Cinq livres à récupérer si vous aimez également Love Story de FX.

Cinq livres à récupérer si vous aimez également Love Story de FX.

Je ne peux pas parler au nom de votre algorithme, mais le mien est une mer de bandeaux en écaille de tortue et de réflexions sur le retour du minimalisme. C’est prendre soin de Histoire d’amourla dernière entrée dans le multivers de Ryan Murphy. Cette nouvelle série dépeint la romance éclair et la fin tragique de Carolyn Bessette-Kennedy et JFK Jr.

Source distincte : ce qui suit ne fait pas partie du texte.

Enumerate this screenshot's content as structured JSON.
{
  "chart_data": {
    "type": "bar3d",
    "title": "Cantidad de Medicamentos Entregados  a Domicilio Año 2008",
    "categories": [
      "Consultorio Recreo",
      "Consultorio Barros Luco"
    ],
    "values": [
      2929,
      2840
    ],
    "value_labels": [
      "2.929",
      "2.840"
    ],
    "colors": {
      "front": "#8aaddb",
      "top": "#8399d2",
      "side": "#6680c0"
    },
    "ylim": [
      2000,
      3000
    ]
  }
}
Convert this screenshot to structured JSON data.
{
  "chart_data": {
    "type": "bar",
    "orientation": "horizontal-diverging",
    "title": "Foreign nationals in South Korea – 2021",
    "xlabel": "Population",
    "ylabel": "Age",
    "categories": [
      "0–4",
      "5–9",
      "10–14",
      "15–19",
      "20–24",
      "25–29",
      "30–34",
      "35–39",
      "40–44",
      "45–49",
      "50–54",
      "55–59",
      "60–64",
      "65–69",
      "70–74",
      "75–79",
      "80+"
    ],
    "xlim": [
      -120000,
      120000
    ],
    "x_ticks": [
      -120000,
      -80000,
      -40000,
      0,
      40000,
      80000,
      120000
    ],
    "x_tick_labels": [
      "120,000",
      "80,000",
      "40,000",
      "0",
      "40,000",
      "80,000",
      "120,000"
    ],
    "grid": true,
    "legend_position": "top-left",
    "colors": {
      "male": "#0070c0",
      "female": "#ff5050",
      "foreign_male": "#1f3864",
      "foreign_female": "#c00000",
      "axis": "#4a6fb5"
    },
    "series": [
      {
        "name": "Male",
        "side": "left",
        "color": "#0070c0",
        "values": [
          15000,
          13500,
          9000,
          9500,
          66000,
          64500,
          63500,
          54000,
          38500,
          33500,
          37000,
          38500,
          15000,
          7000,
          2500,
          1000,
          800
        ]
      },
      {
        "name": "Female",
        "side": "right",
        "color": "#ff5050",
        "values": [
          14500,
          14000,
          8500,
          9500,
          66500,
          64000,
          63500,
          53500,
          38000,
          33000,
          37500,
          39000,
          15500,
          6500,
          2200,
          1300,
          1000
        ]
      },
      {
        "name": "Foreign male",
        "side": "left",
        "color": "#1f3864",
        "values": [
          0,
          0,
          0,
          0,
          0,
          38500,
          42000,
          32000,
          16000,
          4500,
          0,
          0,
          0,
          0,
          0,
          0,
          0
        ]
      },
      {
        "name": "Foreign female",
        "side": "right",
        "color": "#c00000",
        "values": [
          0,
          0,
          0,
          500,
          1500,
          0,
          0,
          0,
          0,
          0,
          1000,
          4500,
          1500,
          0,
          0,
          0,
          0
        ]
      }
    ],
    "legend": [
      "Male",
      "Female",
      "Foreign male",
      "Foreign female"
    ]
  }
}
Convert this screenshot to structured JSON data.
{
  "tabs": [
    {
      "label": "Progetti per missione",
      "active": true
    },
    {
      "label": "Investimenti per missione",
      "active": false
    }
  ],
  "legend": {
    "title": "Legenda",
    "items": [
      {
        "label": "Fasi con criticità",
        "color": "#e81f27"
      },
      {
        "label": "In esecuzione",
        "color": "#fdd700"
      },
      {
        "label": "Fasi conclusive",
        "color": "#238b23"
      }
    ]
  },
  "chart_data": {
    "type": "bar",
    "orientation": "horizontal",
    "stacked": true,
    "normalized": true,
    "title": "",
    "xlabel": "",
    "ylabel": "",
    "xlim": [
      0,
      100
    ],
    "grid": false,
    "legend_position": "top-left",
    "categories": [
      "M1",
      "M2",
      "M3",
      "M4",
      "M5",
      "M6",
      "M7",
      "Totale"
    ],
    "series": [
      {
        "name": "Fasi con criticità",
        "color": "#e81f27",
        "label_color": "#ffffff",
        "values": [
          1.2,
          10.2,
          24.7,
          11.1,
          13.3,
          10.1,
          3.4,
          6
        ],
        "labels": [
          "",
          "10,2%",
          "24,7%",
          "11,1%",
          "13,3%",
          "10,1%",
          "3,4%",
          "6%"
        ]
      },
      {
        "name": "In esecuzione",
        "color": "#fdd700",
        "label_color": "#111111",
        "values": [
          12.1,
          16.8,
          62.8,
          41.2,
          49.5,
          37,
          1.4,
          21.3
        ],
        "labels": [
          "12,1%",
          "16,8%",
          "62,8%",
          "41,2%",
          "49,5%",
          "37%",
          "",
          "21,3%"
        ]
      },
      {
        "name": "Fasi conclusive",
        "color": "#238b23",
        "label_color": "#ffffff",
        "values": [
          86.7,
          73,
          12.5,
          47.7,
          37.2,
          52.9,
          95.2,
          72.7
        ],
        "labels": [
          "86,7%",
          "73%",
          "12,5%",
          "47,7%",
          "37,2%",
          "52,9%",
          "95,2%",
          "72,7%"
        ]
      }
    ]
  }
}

Un autre une série sur cette même dynastie politique devrait bientôt arriver sur Netflix, donc je prédis le retour à long terme des séparations élégantes. Pendant ce temps, les Kennedy vivants continuent de façonner notre politique. Pour TBD-bon ? et certainement je vais.

Pourquoi l’Amérique ne peut-elle pas quitter cette famille ? De leur esthétique à leurs secrets en passant par leurs fins tragiques disproportionnées ?

Dans Book World, les mémoires et les récits proches de Kennedy forment une sorte d’industrie artisanale. (L’un d’entre eux, celui d’Elizabeth Beller Il était une fois : la vie captivante de Carolyn Bessette-Kennedy inspiré Histoire d’amour.) Mais tout le mythe et le chagrin autour de la dynastie signifient que beaucoup prennent le virage hagiographique.

Pour ceux d’entre nous qui cherchent à jeter un coup d’œil derrière ce rideau glamour, voici quelques romans et histoires qui aident à contextualiser une obsession américaine.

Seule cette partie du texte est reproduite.